Non controllo più il mio corpo. Sto resistendo in equilibrio in una posa innaturale, la gamba sinistra protesa in avanti, scossa da tremori. Il busto mi si sta torcendo verso destra. Oppongo resistenza, ma sto per cedere.
Se il corpo reagisce ai pensieri, non darglieliHai sempre creduto che la meditazione fosse una stronzata… è il momento di ricredersi. Tenendo i denti stretti cerco di rilassare la mente e, forse aiutato dalla disperazione, ci riesco. Mi sento quasi uscire da me stesso e il dolore lancinante alla testa si attenua fino a svanire. Crollo a peso morto, supino sul terreno, come una marionetta senza più burattinaio. È come se non fossi più qui e il mio corpo si stesse gradualmente spegnendo. Sta funzionando. Immaginati una porta e chiamala ‘la porta dei ricordi’. La vedi? Adesso aprila.

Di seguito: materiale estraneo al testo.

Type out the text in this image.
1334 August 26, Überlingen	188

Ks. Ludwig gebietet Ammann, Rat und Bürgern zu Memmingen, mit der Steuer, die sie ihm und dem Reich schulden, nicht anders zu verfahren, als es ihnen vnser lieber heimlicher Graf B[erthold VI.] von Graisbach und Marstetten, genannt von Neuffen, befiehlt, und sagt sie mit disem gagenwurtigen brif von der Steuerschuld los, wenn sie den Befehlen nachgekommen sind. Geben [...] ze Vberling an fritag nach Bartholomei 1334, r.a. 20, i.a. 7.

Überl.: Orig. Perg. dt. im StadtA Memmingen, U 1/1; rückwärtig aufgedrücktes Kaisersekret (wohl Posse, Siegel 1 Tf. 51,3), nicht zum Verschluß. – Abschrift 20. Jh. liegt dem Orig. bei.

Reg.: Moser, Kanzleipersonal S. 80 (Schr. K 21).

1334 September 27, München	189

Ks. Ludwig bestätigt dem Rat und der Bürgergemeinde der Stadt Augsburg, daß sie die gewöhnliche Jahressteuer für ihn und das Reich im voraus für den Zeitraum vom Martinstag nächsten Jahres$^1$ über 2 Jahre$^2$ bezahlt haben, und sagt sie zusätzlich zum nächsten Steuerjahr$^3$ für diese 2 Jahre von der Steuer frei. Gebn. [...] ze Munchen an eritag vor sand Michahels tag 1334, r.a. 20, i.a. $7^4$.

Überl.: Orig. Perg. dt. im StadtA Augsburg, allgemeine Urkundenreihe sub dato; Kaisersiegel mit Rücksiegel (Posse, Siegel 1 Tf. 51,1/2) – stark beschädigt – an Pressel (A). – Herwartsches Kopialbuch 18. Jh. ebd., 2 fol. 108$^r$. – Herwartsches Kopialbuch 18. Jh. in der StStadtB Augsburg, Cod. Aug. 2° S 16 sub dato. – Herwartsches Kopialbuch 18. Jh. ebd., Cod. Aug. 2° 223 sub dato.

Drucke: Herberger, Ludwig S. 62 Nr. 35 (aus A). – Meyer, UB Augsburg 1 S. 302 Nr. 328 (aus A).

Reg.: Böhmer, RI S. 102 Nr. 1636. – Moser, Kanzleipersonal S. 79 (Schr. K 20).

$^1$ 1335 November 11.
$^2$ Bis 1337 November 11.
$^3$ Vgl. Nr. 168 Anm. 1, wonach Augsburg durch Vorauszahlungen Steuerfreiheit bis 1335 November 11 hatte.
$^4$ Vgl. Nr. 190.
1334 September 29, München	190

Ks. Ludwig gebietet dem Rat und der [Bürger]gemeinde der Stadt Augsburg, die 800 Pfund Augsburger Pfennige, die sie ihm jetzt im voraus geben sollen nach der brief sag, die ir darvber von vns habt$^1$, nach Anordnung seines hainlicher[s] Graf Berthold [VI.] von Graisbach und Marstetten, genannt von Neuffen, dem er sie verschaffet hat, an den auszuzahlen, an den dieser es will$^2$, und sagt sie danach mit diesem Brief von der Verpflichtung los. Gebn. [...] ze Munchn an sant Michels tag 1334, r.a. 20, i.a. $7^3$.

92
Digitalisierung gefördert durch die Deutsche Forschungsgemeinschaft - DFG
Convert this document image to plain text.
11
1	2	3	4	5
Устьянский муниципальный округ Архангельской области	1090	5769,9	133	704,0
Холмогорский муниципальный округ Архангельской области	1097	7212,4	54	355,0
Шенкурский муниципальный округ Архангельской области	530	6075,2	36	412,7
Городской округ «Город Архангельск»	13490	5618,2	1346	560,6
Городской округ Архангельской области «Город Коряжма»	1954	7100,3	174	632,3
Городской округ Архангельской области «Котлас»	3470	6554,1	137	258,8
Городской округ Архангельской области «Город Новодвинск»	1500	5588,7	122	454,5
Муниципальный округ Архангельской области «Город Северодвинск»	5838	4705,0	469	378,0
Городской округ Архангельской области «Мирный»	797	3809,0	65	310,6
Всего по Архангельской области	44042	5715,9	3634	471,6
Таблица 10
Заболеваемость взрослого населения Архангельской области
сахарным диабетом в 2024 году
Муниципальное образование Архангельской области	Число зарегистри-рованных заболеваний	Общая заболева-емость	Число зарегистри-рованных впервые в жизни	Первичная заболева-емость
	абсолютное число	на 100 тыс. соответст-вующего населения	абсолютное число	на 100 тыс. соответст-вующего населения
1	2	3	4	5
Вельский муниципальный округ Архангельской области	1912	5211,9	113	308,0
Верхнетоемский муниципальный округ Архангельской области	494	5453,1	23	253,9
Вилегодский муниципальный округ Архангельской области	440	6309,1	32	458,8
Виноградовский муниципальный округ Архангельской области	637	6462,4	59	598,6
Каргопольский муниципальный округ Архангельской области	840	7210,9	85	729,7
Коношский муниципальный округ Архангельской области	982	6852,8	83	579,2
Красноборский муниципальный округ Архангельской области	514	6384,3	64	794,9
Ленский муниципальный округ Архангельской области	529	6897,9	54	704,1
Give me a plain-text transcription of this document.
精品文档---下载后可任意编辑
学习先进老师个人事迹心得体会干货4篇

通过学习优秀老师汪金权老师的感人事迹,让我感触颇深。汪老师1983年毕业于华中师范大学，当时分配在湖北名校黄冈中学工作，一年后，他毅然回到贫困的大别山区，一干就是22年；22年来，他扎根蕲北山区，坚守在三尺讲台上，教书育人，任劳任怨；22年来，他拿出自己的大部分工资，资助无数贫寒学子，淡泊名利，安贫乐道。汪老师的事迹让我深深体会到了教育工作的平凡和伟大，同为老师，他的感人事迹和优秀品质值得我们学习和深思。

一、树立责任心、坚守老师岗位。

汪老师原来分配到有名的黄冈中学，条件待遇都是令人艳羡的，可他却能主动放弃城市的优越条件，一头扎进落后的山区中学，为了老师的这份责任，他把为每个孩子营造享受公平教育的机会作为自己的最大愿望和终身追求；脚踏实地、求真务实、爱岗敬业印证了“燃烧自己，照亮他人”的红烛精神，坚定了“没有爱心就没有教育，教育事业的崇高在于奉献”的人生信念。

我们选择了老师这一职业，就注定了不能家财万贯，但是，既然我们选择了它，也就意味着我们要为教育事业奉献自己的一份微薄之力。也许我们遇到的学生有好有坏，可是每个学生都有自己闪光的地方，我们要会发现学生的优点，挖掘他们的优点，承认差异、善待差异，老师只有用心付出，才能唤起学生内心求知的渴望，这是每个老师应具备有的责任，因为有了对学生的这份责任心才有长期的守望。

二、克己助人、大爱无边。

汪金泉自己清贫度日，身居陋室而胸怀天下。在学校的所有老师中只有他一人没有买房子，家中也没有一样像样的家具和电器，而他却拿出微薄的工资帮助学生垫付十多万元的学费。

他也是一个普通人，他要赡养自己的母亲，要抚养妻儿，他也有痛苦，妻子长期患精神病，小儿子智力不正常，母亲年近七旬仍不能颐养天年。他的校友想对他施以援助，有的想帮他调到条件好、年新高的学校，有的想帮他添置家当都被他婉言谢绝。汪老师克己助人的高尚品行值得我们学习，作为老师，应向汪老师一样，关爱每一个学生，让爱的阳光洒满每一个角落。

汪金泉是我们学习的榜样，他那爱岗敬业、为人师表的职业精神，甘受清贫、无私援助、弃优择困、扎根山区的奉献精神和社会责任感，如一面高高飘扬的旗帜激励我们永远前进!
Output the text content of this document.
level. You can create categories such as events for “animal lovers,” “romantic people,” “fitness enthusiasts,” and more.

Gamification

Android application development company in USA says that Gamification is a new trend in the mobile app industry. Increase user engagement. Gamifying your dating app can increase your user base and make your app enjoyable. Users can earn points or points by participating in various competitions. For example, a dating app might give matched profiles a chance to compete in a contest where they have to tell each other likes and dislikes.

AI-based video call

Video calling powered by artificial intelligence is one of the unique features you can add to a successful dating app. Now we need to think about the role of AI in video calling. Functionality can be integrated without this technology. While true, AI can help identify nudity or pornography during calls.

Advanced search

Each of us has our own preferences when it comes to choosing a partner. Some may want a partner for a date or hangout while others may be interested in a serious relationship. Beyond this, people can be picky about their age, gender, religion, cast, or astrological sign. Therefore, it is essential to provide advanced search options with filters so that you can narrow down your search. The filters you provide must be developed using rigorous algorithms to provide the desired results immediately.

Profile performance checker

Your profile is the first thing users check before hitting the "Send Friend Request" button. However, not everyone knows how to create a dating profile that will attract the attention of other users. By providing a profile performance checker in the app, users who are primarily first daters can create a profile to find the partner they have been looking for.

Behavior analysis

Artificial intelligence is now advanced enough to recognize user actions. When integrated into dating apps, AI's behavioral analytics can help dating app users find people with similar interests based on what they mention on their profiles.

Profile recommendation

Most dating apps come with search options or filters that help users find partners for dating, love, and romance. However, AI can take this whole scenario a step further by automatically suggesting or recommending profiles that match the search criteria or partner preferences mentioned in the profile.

Vedo me stesso. Sto vagando tra gli arbusti. Passo dopo passo, mi guardo attorno ammirando la bellezza del bosco. Sul terreno sono stampate le orme di qualche animale. Con il cellulare scatto una foto a dei narcisi selvatici. Giro lo sguardo verso destra per salutare la vecchia pazza che sta camminando avanti e indietro appena fuori dalla sua baracca. Sta bofonchiando tra sé e sé delle parole senza senso e non ricambia il saluto. Ma improvvisamente si ferma, sgrana gli occhi, e comincia una nuova litania, più veloce e più sconclusionata di prima. È terrorizzata. È terrorizzata perché c’è qualcosa davanti a me. Poi la vedo, per una lunghissima frazione di secondo. È una sagoma nera. Ha la forma umanoide ma la consistenza di un’ombra o di una nuvola di fumo. Galleggia a qualche centimetro da terra, fissandomi con due occhi enormi, cavi e inespressivi. Senza emettere alcun suono, si muove. Comincia a corre verso di me a velocità impossibile e scompare tra le mie membra. Non avverto nessun dolore, ma la vista si annebbia. Un’improvvisa folata di vento è l’ultima cosa che riesco a percepire prima di perdere il controllo del mio corpo.
Sto perdendo il contatto con i miei ricordi. Ma adesso, almeno, ho un obiettivo. Il mio viaggio astrale si conclude con un pensiero nitido, per quanto patetico: Ti farò uscire dal mio corpo, figlio di puttana.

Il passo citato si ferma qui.